In the essay, without suggesting or proposing a radical solution to the aforementioned conundrum, Almas Sayeed, implies that a balanced, moderate and accommodative approach is the way to move forward. According to her, abandoning either her traditional Islamic cultural norm is not a viable solution; neither is embracing a modernist western feminist lifestyle. In many ways, this middle-path approach to the opposing cultural imperatives seems a clever and informed choice. Submitting herself in marriage to a total stranger (as a result of an arranged marriage) would definitely be anathema to her feminist ideology, but she does not doubt the earnestness behind her father’s persuasion. After all, she believes, her father will act keeping her best interests in mind. For someone who was just twenty-two at the time of writing this essay, Almas Sayeed displays a maturity beyond her age, and to that extent, her suggestions on negotiations issues of sexual identity, orientation and marital choice are prudent ones.
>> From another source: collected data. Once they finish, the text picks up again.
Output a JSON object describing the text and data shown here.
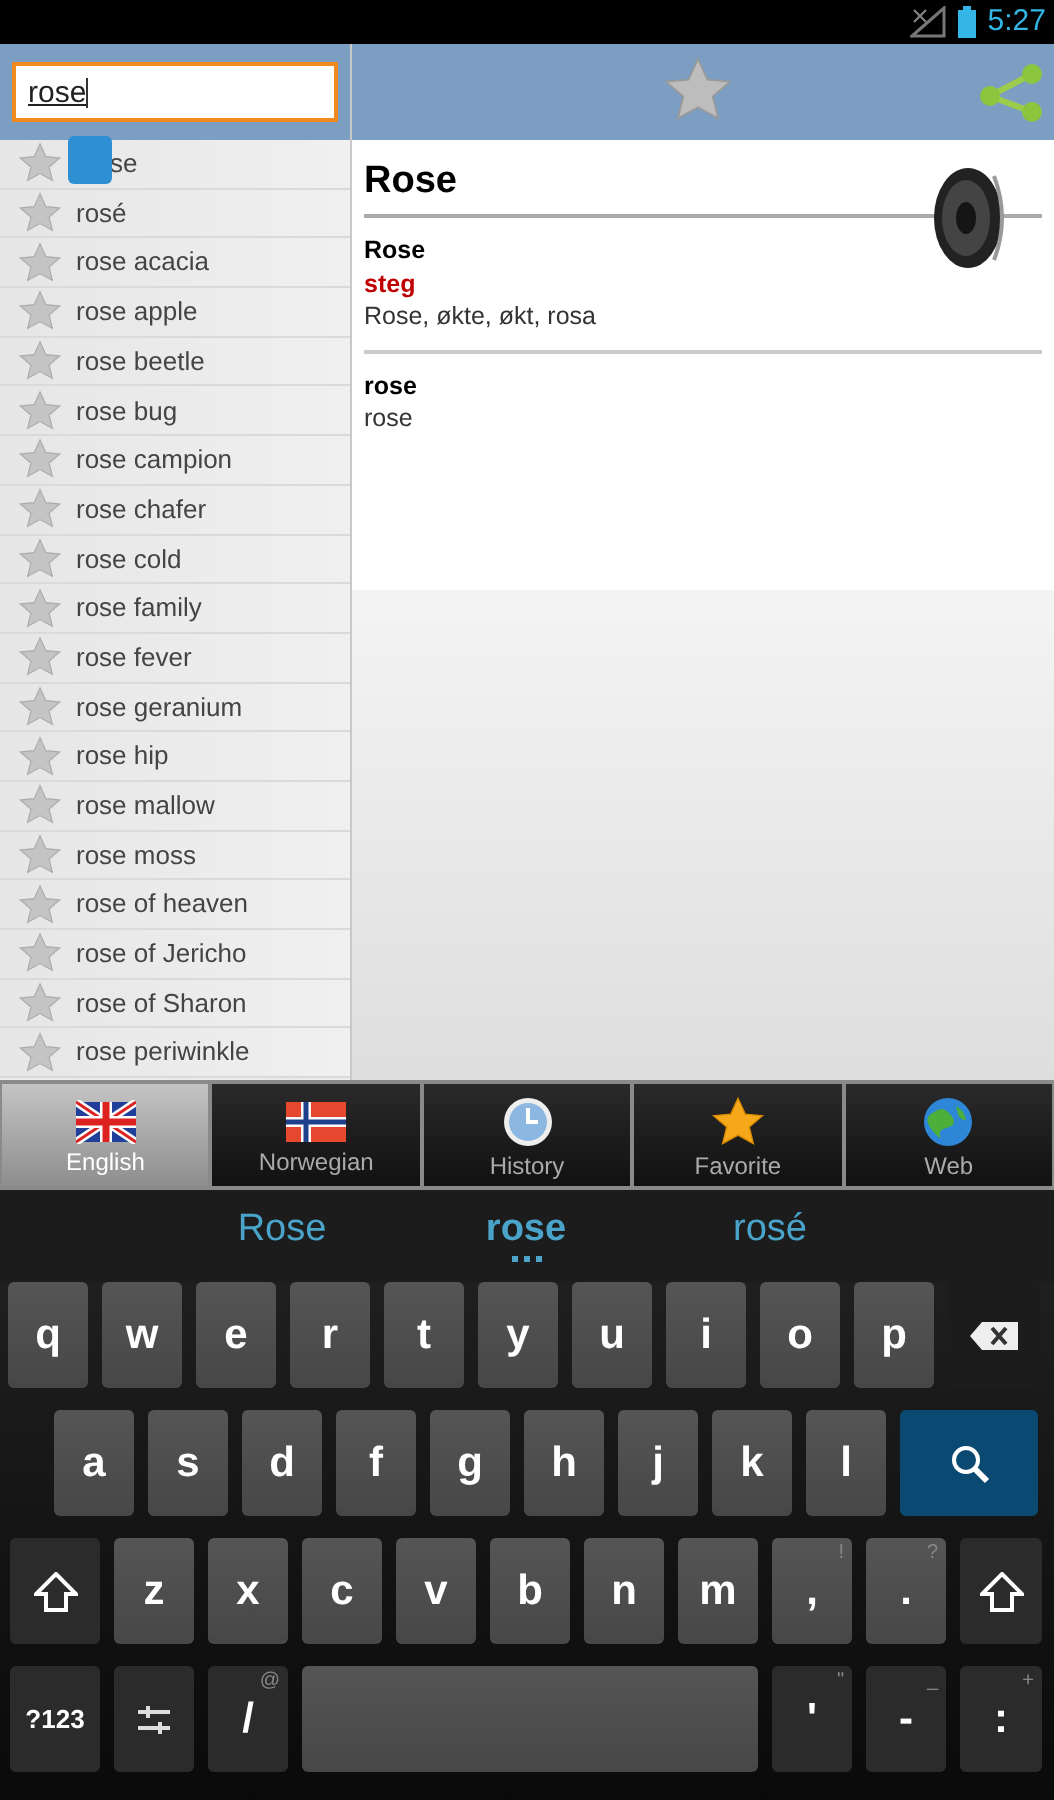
{
  "status_bar": {
    "time": "5:27"
  },
  "search": {
    "value": "rose"
  },
  "words": [
    "se",
    "rosé",
    "rose acacia",
    "rose apple",
    "rose beetle",
    "rose bug",
    "rose campion",
    "rose chafer",
    "rose cold",
    "rose family",
    "rose fever",
    "rose geranium",
    "rose hip",
    "rose mallow",
    "rose moss",
    "rose of heaven",
    "rose of Jericho",
    "rose of Sharon",
    "rose periwinkle"
  ],
  "entry": {
    "title": "Rose",
    "senses": [
      {
        "headword": "Rose",
        "grammar": "steg",
        "translation": "Rose, økte, økt, rosa"
      },
      {
        "headword": "rose",
        "translation": "rose"
      }
    ]
  },
  "tabs": [
    {
      "kind": "english",
      "label": "English",
      "selected": true
    },
    {
      "kind": "norwegian",
      "label": "Norwegian",
      "selected": false
    },
    {
      "kind": "history",
      "label": "History",
      "selected": false
    },
    {
      "kind": "favorite",
      "label": "Favorite",
      "selected": false
    },
    {
      "kind": "web",
      "label": "Web",
      "selected": false
    }
  ],
  "suggestions": [
    {
      "text": "Rose",
      "selected": false
    },
    {
      "text": "rose",
      "selected": true
    },
    {
      "text": "rosé",
      "selected": false
    }
  ],
  "keyboard": {
    "rows": [
      [
        {
          "kind": "char",
          "label": "q"
        },
        {
          "kind": "char",
          "label": "w"
        },
        {
          "kind": "char",
          "label": "e"
        },
        {
          "kind": "char",
          "label": "r"
        },
        {
          "kind": "char",
          "label": "t"
        },
        {
          "kind": "char",
          "label": "y"
        },
        {
          "kind": "char",
          "label": "u"
        },
        {
          "kind": "char",
          "label": "i"
        },
        {
          "kind": "char",
          "label": "o"
        },
        {
          "kind": "char",
          "label": "p"
        },
        {
          "kind": "backspace"
        }
      ],
      [
        {
          "kind": "char",
          "label": "a"
        },
        {
          "kind": "char",
          "label": "s"
        },
        {
          "kind": "char",
          "label": "d"
        },
        {
          "kind": "char",
          "label": "f"
        },
        {
          "kind": "char",
          "label": "g"
        },
        {
          "kind": "char",
          "label": "h"
        },
        {
          "kind": "char",
          "label": "j"
        },
        {
          "kind": "char",
          "label": "k"
        },
        {
          "kind": "char",
          "label": "l"
        },
        {
          "kind": "search"
        }
      ],
      [
        {
          "kind": "shift"
        },
        {
          "kind": "char",
          "label": "z"
        },
        {
          "kind": "char",
          "label": "x"
        },
        {
          "kind": "char",
          "label": "c"
        },
        {
          "kind": "char",
          "label": "v"
        },
        {
          "kind": "char",
          "label": "b"
        },
        {
          "kind": "char",
          "label": "n"
        },
        {
          "kind": "char",
          "label": "m"
        },
        {
          "kind": "char",
          "label": ",",
          "hint": "!"
        },
        {
          "kind": "char",
          "label": ".",
          "hint": "?"
        },
        {
          "kind": "shift"
        }
      ],
      [
        {
          "kind": "symbols",
          "label": "?123"
        },
        {
          "kind": "settings"
        },
        {
          "kind": "fn",
          "label": "/",
          "hint": "@"
        },
        {
          "kind": "space"
        },
        {
          "kind": "fn",
          "label": "'",
          "hint": "\""
        },
        {
          "kind": "fn",
          "label": "-",
          "hint": "_"
        },
        {
          "kind": "fn",
          "label": ":",
          "hint": "+"
        }
      ]
    ]
  }
}
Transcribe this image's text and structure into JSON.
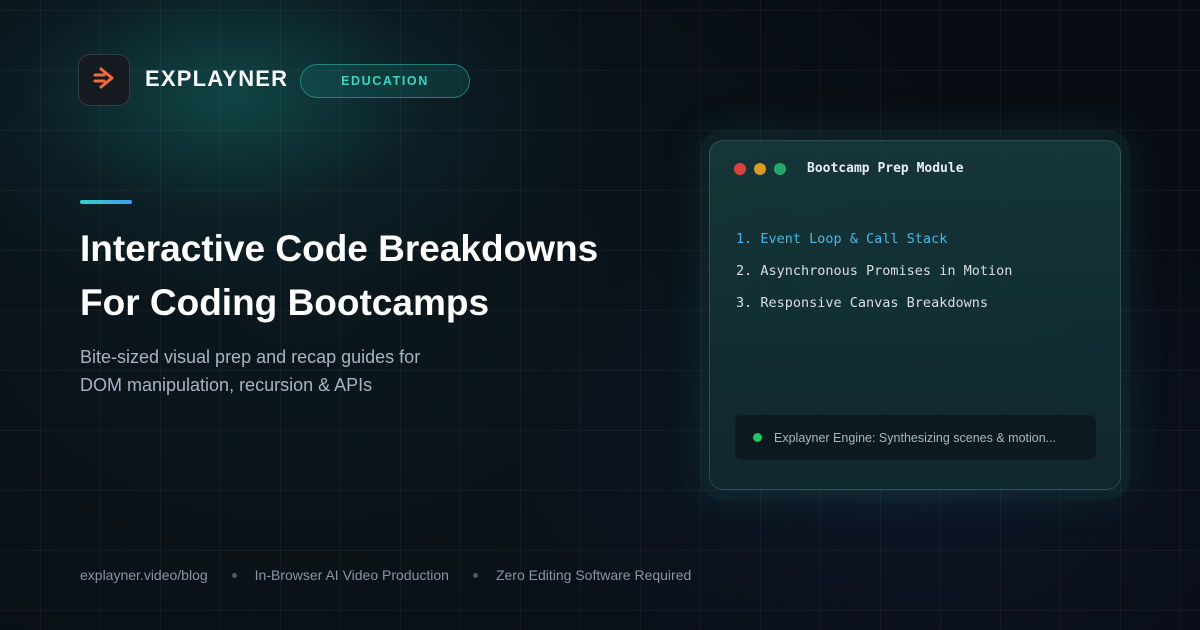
{
  "brand": {
    "name": "EXPLAYNER",
    "badge": "EDUCATION",
    "logo_icon": "play-arrow-lines-icon",
    "accent_color": "#f26a3c"
  },
  "hero": {
    "headline_line1": "Interactive Code Breakdowns",
    "headline_line2": "For Coding Bootcamps",
    "subtext_line1": "Bite-sized visual prep and recap guides for",
    "subtext_line2": "DOM manipulation, recursion & APIs"
  },
  "code_window": {
    "title": "Bootcamp Prep Module",
    "modules": [
      "1. Event Loop & Call Stack",
      "2. Asynchronous Promises in Motion",
      "3. Responsive Canvas Breakdowns"
    ],
    "active_module_color": "#49b8e8",
    "status_text": "Explayner Engine: Synthesizing scenes & motion...",
    "status_color": "#22c55e"
  },
  "footer": {
    "url": "explayner.video/blog",
    "feature1": "In-Browser AI Video Production",
    "feature2": "Zero Editing Software Required"
  }
}
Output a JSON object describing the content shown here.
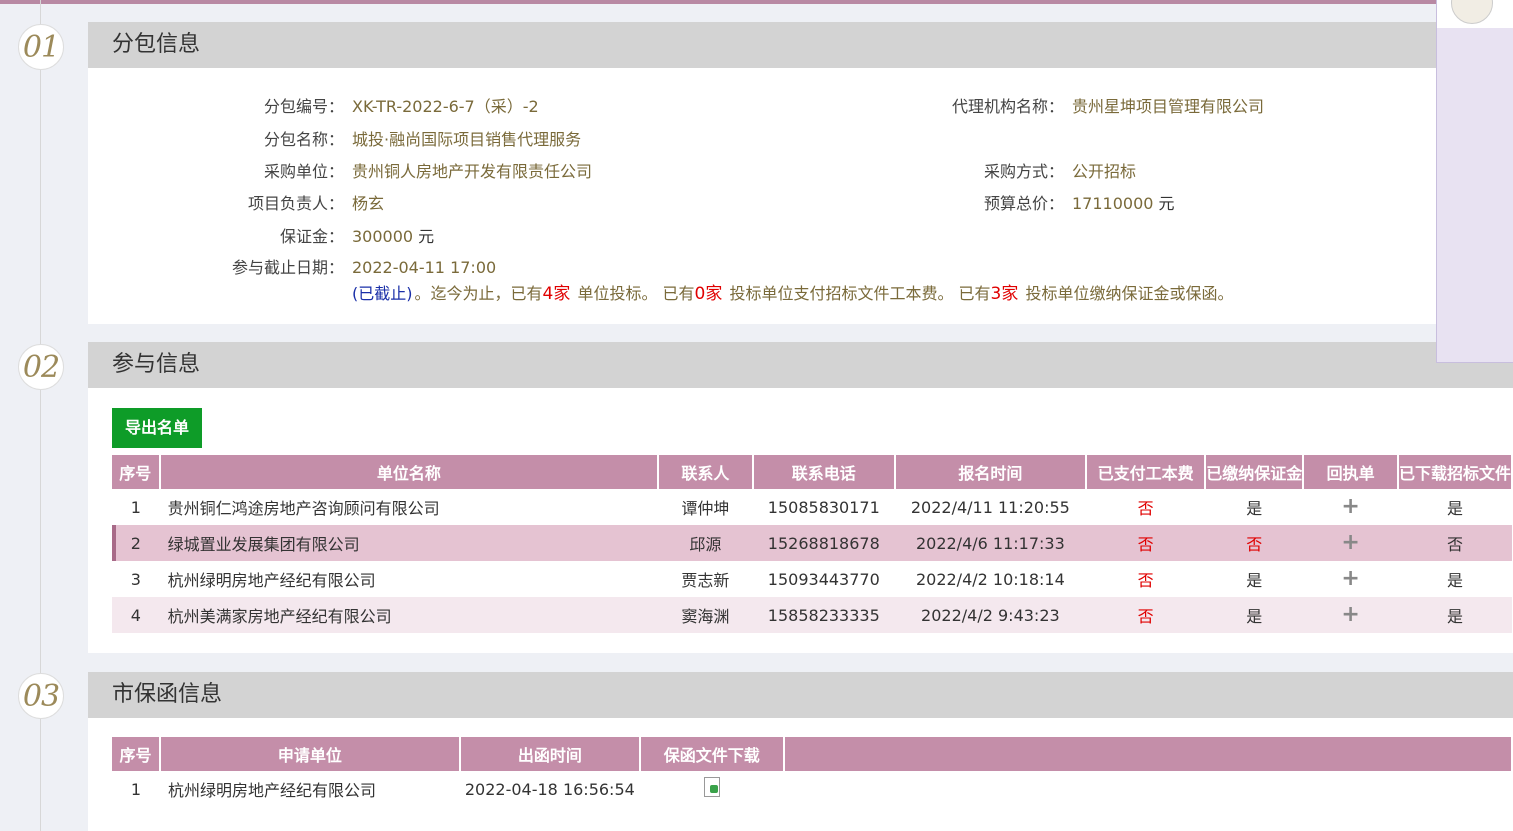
{
  "sections": [
    {
      "number": "01",
      "title": "分包信息"
    },
    {
      "number": "02",
      "title": "参与信息"
    },
    {
      "number": "03",
      "title": "市保函信息"
    }
  ],
  "package": {
    "code_label": "分包编号：",
    "code": "XK-TR-2022-6-7（采）-2",
    "agency_label": "代理机构名称：",
    "agency": "贵州星坤项目管理有限公司",
    "name_label": "分包名称：",
    "name": "城投·融尚国际项目销售代理服务",
    "buyer_label": "采购单位：",
    "buyer": "贵州铜人房地产开发有限责任公司",
    "method_label": "采购方式：",
    "method": "公开招标",
    "manager_label": "项目负责人：",
    "manager": "杨玄",
    "budget_label": "预算总价：",
    "budget": "17110000",
    "budget_unit": "元",
    "deposit_label": "保证金：",
    "deposit": "300000",
    "deposit_unit": "元",
    "deadline_label": "参与截止日期：",
    "deadline": "2022-04-11 17:00",
    "status_closed": "(已截止)",
    "summary_1": "。迄今为止，已有",
    "bid_count": "4家",
    "summary_2": "单位投标。 已有",
    "paid_count": "0家",
    "summary_3": "投标单位支付招标文件工本费。 已有",
    "deposit_count": "3家",
    "summary_4": "投标单位缴纳保证金或保函。"
  },
  "participants": {
    "export_button": "导出名单",
    "headers": [
      "序号",
      "单位名称",
      "联系人",
      "联系电话",
      "报名时间",
      "已支付工本费",
      "已缴纳保证金",
      "回执单",
      "已下载招标文件"
    ],
    "rows": [
      {
        "no": "1",
        "company": "贵州铜仁鸿途房地产咨询顾问有限公司",
        "contact": "谭仲坤",
        "phone": "15085830171",
        "time": "2022/4/11 11:20:55",
        "fee": "否",
        "deposit": "是",
        "receipt": "+",
        "downloaded": "是"
      },
      {
        "no": "2",
        "company": "绿城置业发展集团有限公司",
        "contact": "邱源",
        "phone": "15268818678",
        "time": "2022/4/6 11:17:33",
        "fee": "否",
        "deposit": "否",
        "receipt": "+",
        "downloaded": "否"
      },
      {
        "no": "3",
        "company": "杭州绿明房地产经纪有限公司",
        "contact": "贾志新",
        "phone": "15093443770",
        "time": "2022/4/2 10:18:14",
        "fee": "否",
        "deposit": "是",
        "receipt": "+",
        "downloaded": "是"
      },
      {
        "no": "4",
        "company": "杭州美满家房地产经纪有限公司",
        "contact": "窦海渊",
        "phone": "15858233335",
        "time": "2022/4/2 9:43:23",
        "fee": "否",
        "deposit": "是",
        "receipt": "+",
        "downloaded": "是"
      }
    ]
  },
  "guarantees": {
    "headers": [
      "序号",
      "申请单位",
      "出函时间",
      "保函文件下载"
    ],
    "rows": [
      {
        "no": "1",
        "company": "杭州绿明房地产经纪有限公司",
        "time": "2022-04-18 16:56:54",
        "file_icon": "download-file-icon"
      }
    ]
  },
  "colors": {
    "accent": "#c48ea9",
    "export_green": "#0e9c28",
    "negative_red": "#e00000",
    "header_gray": "#d3d3d3"
  }
}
In the words of Almas herself,

“There is a delicate dance here that I must master – a dance of negotiating identity within interlinking cultural spheres….change my frame of reference, developing from a rebellious tomboy who resisted parental imposition to a budding social critic, learning how to be a committed feminist and still keep my cultural, religious and community ties.” (Almas Sayeed, p.266)

Reference:

Almas Sayeed, Chappals and Gym Shorts – An Indian-Muslim Woman in the Land of Oz, Section 2, Reading 33, p.263.